As for unlikely, I have PERSONALLY witnessed 3 occasions where hydro has 200 amp service to the meter and only 100 amp service in the house. So I guess I should buy a lottery ticket, as its so “unlikely”? And 3 times unlikely makes nearly impossible?

My parents whole subdivision from 2002 is supplied this way, as is mine from 2000 on the other side of town.
Penalty Box
Nov 21, 2013
8128 posts
9301 upvotes
Montréal
Jerico wrote: I am repeating what ELECTRICAL CONTRACTORS told me and my friend, not something I dreamed up based on one experience.

There might be people upgrading their service illegally. If they pull the smart meter hydro knows right away there was a non-scheduled interruption. But the 1 or 2 idiots don’t over ride burying thicker cable when subdivisions are built so they can avoid more work later.

As for unlikely, I have PERSONALLY witnessed 3 occasions where hydro has 200 amp service to the meter and only 100 amp service in the house. So I guess I should buy a lottery ticket, as its so “unlikely”? And 3 times unlikely makes nearly impossible?

My parents whole subdivision from 2002 is supplied this way, as is mine from 2000 on the other side of town.
different province different rules I guess...
Banned
Jun 4, 2020
1634 posts
1740 upvotes
Clarington, ON
Jerico wrote: I am repeating what ELECTRICAL CONTRACTORS told me and my friend, not something I dreamed up based on one experience.

There might be people upgrading their service illegally. If they pull the smart meter hydro knows right away there was a non-scheduled interruption. But the 1 or 2 idiots don’t over ride burying thicker cable when subdivisions are built so they can avoid more work later.

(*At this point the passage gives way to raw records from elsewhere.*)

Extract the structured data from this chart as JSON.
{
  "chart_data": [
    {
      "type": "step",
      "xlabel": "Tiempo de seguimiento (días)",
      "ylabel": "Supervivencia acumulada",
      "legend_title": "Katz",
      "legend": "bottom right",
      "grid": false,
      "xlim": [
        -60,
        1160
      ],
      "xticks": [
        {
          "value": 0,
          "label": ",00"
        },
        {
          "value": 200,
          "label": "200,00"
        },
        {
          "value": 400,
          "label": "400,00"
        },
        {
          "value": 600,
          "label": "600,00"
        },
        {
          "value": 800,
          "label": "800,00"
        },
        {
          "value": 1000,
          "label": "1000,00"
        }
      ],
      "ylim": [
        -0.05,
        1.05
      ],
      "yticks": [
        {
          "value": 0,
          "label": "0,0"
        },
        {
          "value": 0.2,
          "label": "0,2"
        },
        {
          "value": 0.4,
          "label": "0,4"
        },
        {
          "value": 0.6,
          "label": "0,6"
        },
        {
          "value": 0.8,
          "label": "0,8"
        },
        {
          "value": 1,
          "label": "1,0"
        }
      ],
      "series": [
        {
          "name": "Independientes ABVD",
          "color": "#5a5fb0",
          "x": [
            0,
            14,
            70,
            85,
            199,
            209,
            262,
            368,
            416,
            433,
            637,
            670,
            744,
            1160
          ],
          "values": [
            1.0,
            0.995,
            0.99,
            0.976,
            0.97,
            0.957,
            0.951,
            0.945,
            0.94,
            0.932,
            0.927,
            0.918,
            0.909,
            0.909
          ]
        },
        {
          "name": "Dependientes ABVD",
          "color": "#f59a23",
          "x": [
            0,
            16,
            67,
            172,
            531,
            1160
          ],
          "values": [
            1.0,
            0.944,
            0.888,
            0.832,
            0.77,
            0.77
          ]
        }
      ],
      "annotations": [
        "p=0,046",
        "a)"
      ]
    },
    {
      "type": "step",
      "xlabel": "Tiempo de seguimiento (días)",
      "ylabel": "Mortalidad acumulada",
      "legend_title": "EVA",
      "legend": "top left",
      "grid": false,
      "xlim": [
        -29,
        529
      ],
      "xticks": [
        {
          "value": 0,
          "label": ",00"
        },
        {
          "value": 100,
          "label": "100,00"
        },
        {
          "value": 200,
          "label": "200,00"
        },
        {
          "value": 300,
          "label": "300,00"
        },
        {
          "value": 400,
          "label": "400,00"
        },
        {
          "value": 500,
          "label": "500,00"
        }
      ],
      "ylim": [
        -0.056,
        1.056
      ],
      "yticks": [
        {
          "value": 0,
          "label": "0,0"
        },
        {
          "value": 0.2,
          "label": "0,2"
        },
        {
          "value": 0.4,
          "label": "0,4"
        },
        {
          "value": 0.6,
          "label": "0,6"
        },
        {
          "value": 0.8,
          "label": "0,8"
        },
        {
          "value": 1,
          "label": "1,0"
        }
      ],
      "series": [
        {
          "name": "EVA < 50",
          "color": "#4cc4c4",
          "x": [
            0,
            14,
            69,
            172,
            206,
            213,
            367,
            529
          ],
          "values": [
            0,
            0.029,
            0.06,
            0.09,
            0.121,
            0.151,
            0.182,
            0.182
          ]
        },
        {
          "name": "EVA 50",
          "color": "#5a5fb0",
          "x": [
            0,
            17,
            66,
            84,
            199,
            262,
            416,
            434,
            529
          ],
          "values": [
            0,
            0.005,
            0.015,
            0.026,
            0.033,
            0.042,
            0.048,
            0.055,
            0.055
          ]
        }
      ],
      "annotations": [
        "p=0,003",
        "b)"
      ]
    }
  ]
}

As for unlikely, I have PERSONALLY witnessed 3 occasions where hydro has 200 amp service to the meter and only 100 amp service in the house. So I guess I should buy a lottery ticket, as its so “unlikely”? And 3 times unlikely makes nearly impossible?

My parents whole subdivision from 2002 is supplied this way, as is mine from 2000 on the other side of town.
Agree. What's in the 2" pipe.... Everywhere in Ontario.